Nobody from midfield got close to or beyond Haller in the 90 minutes.  As he drifted out wide to collect the ball or won it in the air, there were scarcely any ​West Ham players trying to get into the box to help him out. It happened with such alarming regularity that it must have been part of the gameplan or instructions on the day.


When Ajeti entered on 74 minutes, Haller actually seemed to have been instructed to drop a little deeper and the same scenario played out for the final 16-odd minutes - only more frustrating and painful to watch as what should have been a front two really wasn't. In honesty, the '4-4-2' that ended that game seemed like a disjointed and randomly picked set of West Ham players.


Quelle surprise, West Ham's best chance came from a corner, as Angelo Ogbonna drew a fine save from Jordan Pickford in the 83rd minute.

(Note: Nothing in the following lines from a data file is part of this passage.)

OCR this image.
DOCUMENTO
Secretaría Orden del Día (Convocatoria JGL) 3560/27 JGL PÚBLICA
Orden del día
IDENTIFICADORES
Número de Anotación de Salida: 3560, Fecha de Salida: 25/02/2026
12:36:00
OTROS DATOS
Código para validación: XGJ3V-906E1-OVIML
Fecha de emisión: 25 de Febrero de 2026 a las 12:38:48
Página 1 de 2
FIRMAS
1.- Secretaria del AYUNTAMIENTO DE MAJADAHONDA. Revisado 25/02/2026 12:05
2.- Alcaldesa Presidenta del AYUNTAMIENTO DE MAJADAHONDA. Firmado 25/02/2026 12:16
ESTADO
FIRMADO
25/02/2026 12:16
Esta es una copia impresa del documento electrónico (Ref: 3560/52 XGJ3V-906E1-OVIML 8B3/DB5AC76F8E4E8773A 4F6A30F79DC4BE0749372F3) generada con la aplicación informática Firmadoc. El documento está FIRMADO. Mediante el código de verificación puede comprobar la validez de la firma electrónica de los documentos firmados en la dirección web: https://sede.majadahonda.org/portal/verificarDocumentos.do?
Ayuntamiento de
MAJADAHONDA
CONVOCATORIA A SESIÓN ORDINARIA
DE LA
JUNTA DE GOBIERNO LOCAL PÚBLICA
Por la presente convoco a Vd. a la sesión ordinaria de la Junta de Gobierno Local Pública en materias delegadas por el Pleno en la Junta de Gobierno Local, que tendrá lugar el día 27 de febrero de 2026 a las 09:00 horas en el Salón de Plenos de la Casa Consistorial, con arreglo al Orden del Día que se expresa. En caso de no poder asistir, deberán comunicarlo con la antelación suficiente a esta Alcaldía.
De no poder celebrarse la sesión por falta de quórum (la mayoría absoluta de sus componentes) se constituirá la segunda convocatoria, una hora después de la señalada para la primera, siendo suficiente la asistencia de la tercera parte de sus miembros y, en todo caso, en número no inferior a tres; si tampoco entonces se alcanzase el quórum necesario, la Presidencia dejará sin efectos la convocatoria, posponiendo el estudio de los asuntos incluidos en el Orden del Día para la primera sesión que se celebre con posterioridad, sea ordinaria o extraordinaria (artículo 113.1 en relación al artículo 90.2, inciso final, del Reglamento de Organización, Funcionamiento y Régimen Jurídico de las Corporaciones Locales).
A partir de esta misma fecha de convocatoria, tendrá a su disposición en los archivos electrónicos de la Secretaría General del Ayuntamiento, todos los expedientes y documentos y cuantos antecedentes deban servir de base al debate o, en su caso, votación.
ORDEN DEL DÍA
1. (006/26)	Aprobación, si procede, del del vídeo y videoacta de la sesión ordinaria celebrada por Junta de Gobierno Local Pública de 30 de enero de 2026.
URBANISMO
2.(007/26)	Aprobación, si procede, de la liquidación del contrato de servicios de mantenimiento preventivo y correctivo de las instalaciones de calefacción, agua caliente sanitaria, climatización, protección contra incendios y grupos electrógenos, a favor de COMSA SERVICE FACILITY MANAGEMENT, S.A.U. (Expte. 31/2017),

How different might the game have been if Pellegrini had tried to exploit this weakness from the start? 


Everton added a late second to make it look more comfortable, but in reality their lead for most of the game came courtesy of Roberto's generous goalkeeping and they didn't exactly have to play well to beat the Hammers. Better team selection and a higher tempo, and West Ham could have been away from their opponents.

 

Sheffield United visit the London Stadium on Saturday and will provide a very stern test, so West Ham will need to do everything better. Team selection, application, desire - it all starts with the manager mind you.